Cuando percibió que el Patriarca se había acomodado por fin en su asiento, Lauryen sé volvió a medias, mirándolo por encima del hombro.

—Bien, Eminencia —apremió abruptamente—. ¿Qué os ha retrasado? Os esperaba anoche.

—Los
Duuk-tsarith
no regresaron hasta primeras horas de esta mañana —respondió Vanya, recostándose cautelosamente en el sillón, teniendo buen cuidado de no alterar la colocación de su brazo. Hablaba con claridad, sólo con una ligera dificultad articulatoria debida a la parálisis del lado izquierdo de su rostro, una desfiguración apenas perceptible (gracias a la ayuda de la magia) en una inclinación descendente de la comisura de los labios y una casi indistinguible caída del párpado izquierdo. El Patriarca hubiera considerado aquellas imperfecciones intolerables, si el
Theldara
que lo había tratado no le hubiera asegurado a Vanya que debía dar gracias a Almin por estar vivo, en lugar de quejarse por cuestiones tan mundanas.

—Adivino por vuestra expresión que las noticias no son buenas —comenzó Lauryen, volviéndose de nuevo para mirar con ferocidad la ciudad—. La Espada Arcana ha desaparecido.

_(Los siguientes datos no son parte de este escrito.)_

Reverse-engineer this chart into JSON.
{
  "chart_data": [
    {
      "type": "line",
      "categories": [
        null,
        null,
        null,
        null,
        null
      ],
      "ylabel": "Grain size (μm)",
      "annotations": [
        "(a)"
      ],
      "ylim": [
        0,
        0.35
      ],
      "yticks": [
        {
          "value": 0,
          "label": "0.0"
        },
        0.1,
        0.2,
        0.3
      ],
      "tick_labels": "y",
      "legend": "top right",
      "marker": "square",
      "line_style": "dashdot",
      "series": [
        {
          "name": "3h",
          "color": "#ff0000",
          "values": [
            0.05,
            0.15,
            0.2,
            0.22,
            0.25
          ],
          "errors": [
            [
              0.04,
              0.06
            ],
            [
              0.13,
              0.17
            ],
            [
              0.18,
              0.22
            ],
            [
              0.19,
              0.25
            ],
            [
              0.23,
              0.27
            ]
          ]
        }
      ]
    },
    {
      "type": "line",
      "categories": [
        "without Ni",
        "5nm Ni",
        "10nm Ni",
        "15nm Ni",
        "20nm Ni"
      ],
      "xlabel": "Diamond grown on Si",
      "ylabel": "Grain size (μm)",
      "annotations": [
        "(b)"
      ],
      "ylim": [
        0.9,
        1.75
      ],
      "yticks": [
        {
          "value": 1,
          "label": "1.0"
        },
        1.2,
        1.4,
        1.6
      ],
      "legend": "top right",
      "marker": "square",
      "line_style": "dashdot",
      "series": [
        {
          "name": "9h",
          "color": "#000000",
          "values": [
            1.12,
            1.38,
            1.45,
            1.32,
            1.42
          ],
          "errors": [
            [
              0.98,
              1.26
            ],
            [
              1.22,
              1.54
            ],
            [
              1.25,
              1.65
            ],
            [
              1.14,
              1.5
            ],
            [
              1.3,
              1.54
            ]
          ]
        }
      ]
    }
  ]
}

—Sí, Alteza —corroboró Vanya, los dedos de su mano sana recorriendo el brazo del sillón como si fueran las patas de una araña.

—¿Por qué tardaron tanto en descubrirlo? —exigió Lauryen de mal talante.

—La tormenta de la Frontera está empeorando —dijo Vanya, humedeciéndose los labios—. Para cuando llegaron los
Duuk-tsarith
, la estatua del catalista había quedado completamente cubierta por la arena. Todo el paisaje ha cambiado, Alteza. Ni siquiera pudieron reconocer la Frontera aunque estuvieron presentes en la Ejecu...

—Sé perfectamente cuándo estuvieron allí, Eminencia —interrumpió Lauryen agitado; sus manos, cruzadas con corrección ante él, palidecían a causa del esfuerzo que le costaba mantener aquella aparente calma externa—. ¡Seguid con vuestro informe!

—Sí, Alteza —musitó Vanya. Irritado por el tono autoritario, aprovechó que el otro le daba la espalda para clavarle una mirada de odio—. Los Señores de la Guerra tardaron bastante en localizar la estatua, luego tuvieron que apartar los montones de arena que la cubrían. Los
Duuk-tsarith
se vieron obligados a trabajar bajo escudos mágicos para protegerse de la tormenta que rugía con furia a su alrededor. Se necesitaron dos brujos y cuatro catalistas para mantener la burbuja de modo que pudieran seguir trabajando. Por fin desenterraron los restos de la estatua...

—¿Está el catalista, ese Saryon, muerto? —preguntó Lauryen.

Vanya hizo una pausa para secarse la sudorosa frente con un pañuelo blanco, últimamente siempre tenía o demasiado calor o demasiado frío, nunca existía el término medio para él.

Cuando finalmente habló, lo hizo en voz baja.

—La verdad es que se ha roto el hechizo, el espíritu ha huido. Pero si ha ido al reino de los muertos o al de los vivos, nadie lo sabe con seguridad.

—¡Maldición! —masculló Lauryen en voz baja, crispando con fuerza los dedos de una mano—. ¿Y la espada ha desaparecido?

—Espada y funda.

—¿Estáis seguro?

—Los
Duuk-tsarith
no cometen errores, Alteza —replicó Vanya agriamente—. Registraron a fondo una zona muy amplia alrededor del lugar donde se ubicaba la estatua y no encontraron nada, y lo que es más importante: no
sintieron
el menor rastro de la presencia de la espada, como seguramente hubiera ocurrido de haberse encontrado ésta allí.

Lauryen soltó un gruñido.

—La espada fue perfectamente capaz de ocultar a su dueño a los ojos de los
Duuk-tsarith
antes...

—Únicamente cuando ella y su dueño estaban mezclados entre la multitud. Cuando se la aísla, los
Duuk-tsarith
pueden percibir la presencia de la Espada Arcana a causa del insignificante efecto de absorción que posee, incluso cuando no se la empuña, sobre su magia. Al menos, la bruja lo asegura, Alteza. Tuvieron muy poco tiempo para examinar la espada, se disculpan, antes de que se convirtiera en piedra en los brazos de ese desgraciado catalista.